Sementara itu, Ketua Harian YLKI, Tulus Abadi, tak habis pikir dengan meroketnya harga minyak goreng di negara penghasil sawit terbesar di dunia. Menurutnya, minyak goreng merupakan produk turunan dari minyak sawit yang merupakan produk dalam negeri. Namun, anehnya dijual untuk masyarakat di dalam negeri dengan patokan harga global.

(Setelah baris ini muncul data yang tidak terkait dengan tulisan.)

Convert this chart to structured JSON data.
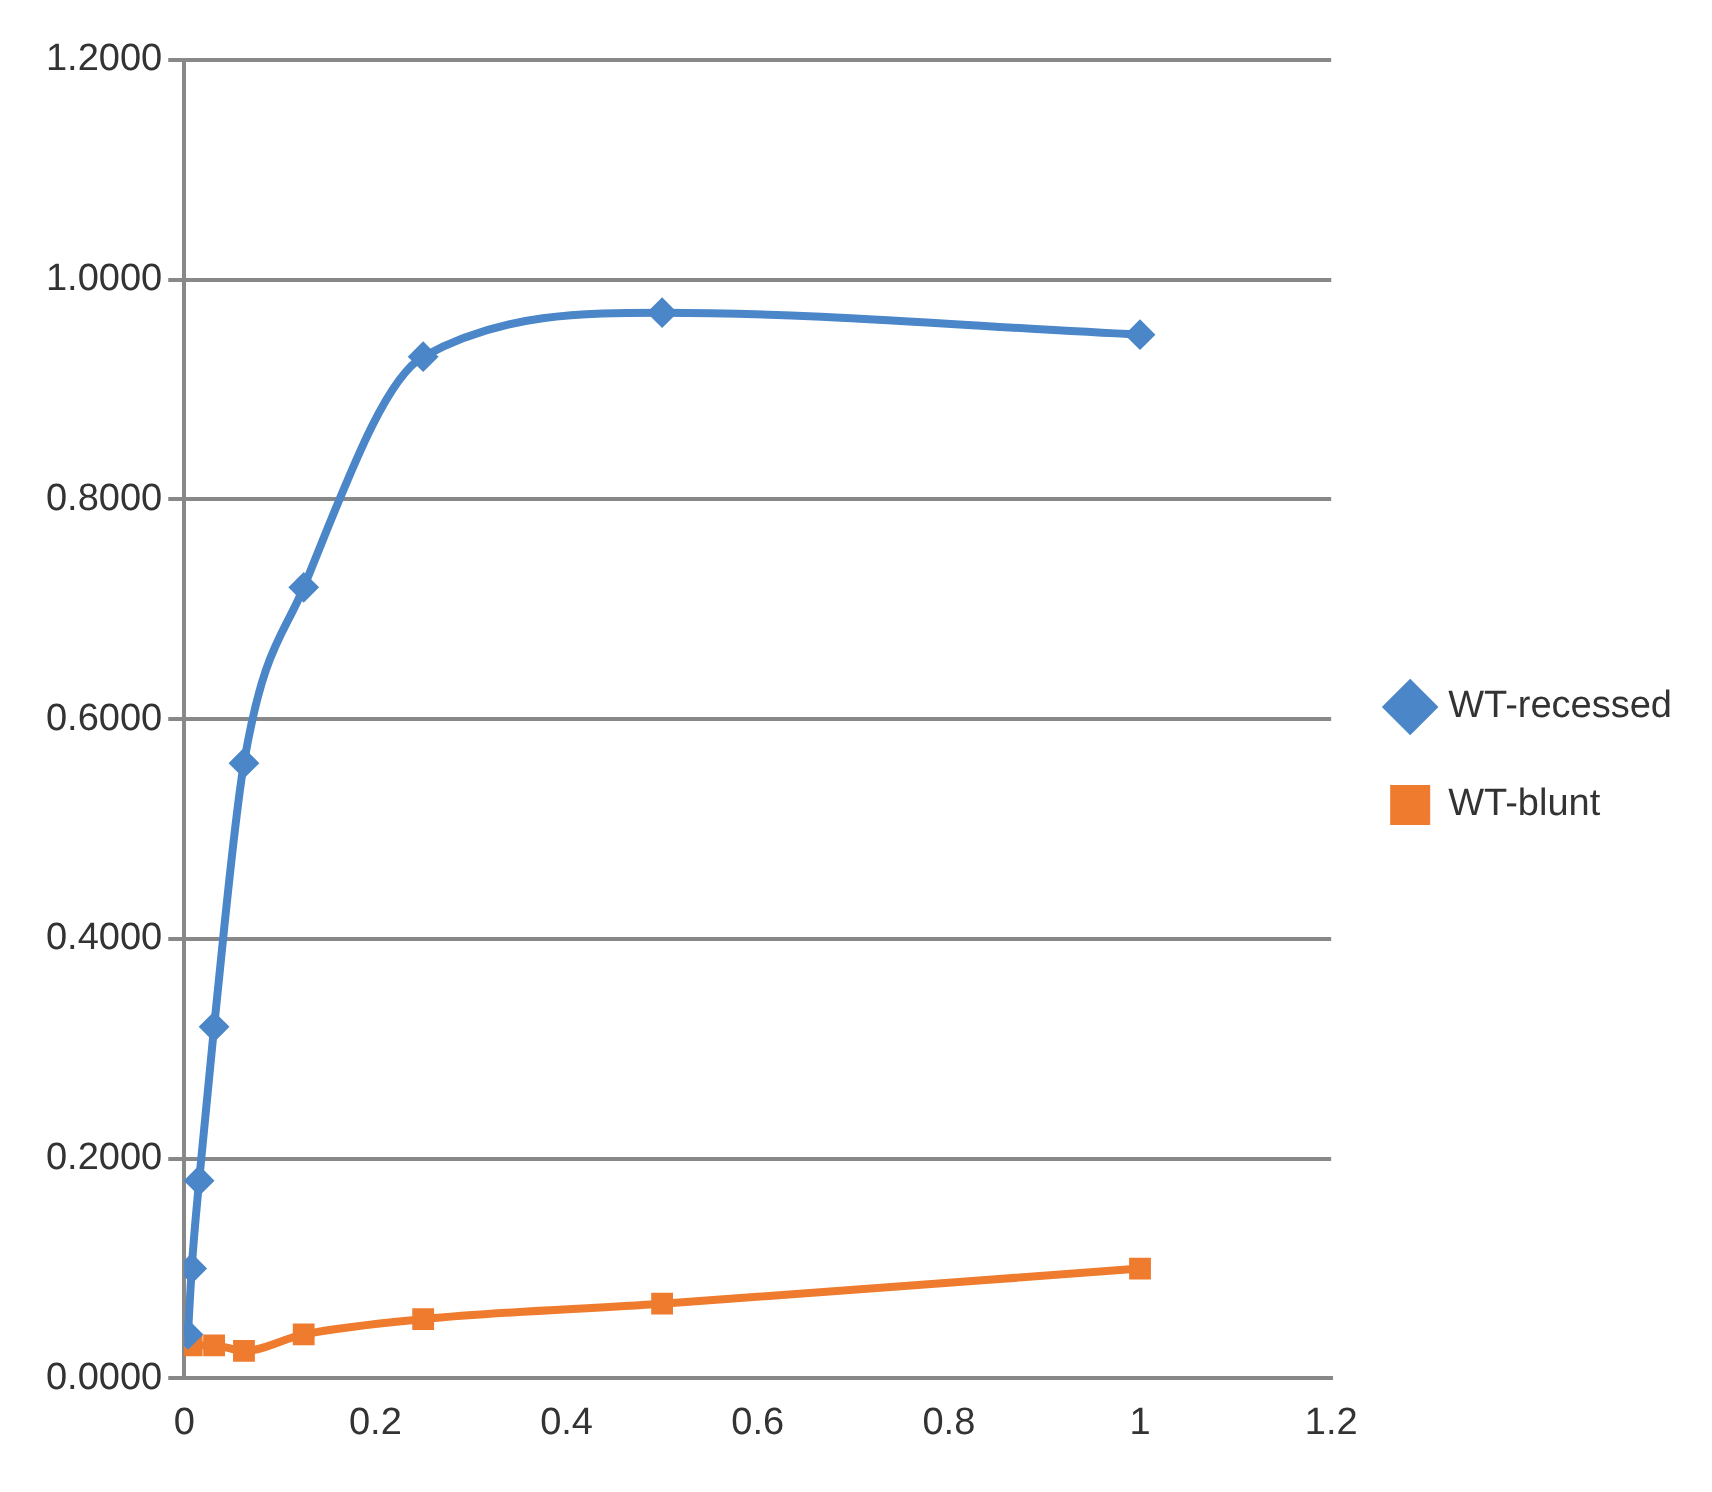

“Kita kan penghasil CPO terbesar, kita eksportir bukan importir, jadi bisa menentukan harga CPO domestik. Jangan harga internasional untuk nasional,” ujar Tulus dalam pesan singkatnya.

Baca juga: Pemkab Natuna Belum Terapkan Kebijakan Minyak Goreng Satu Harga

Menjual minyak goreng dengan harga mahal di dalam negeri tentunya mencedarai konsumen. Mengingat sejatinya, perusahaan besar juga menanam sawitnya di atas tanah negara melalui skema HGU.

Di sisi lain, pemerintah juga banyak membantu pengusaha kelapa sawit dengan membantu membeli CPO untuk kebutuhan biodiesel. Bahkan pemerintah membantu pengusaha sawit swasta dengan mengucurkan subsidi biodiesel besar melalui Badan Pengelola Dana Perkebunan Kelapa Sawit (BPDPKS).

Pada saat harga minyak sawit dunia naik, tak seharusnya pemain besar produsen minyak goreng menjual produknya dengan harga mahal yang membebani masyarakat.

Soal kenaikan harga karena alasan banyaknya pabrik minyak goreng yang tidak terintegrasi alias tidak memiliki kebun sawit juga tidak masuk akal. Ini karena hampir semua pemain besar produsen minyak goreng juga menguasai perkebunan kelapa sawit. Minyak goreng yang diproduksi para pemain besar juga ikut melonjak.

“Saya curiga ada praktek kartel atau oligopoli. Dalam UU tentang Larangan Praktek Monopoli dan Persaingan Usaha Tidak Sehat,” kata Tulus.

Penyebab Harga Minyak Goreng Naik

Ketua Umum Gabungan Pengusaha Kelapa Sawit Indonesia (Gapki), Joko Supriyono membeberkan penyebab harga minyak goreng terus mengalami kenaikan hingga hari ini. Salah satunya adalah tingginya angka permintaan, sementara jumlah produksi belum bisa memenuhinya.

“China sangat cepat recovery sehingga banyak demand terserap oleh China. Sementara pasca pandemi kelihatannya belum siap kembali normal sehingga terjadi ketidakseimbangan antara supply dan demand. Banyak harga-harga naik, tidak hanya CPO, tapi juga pupuk naik, baja naik, jadi masih belum seimbang,” tutur Joko dalam konferensi pers, Sabtu (20/11).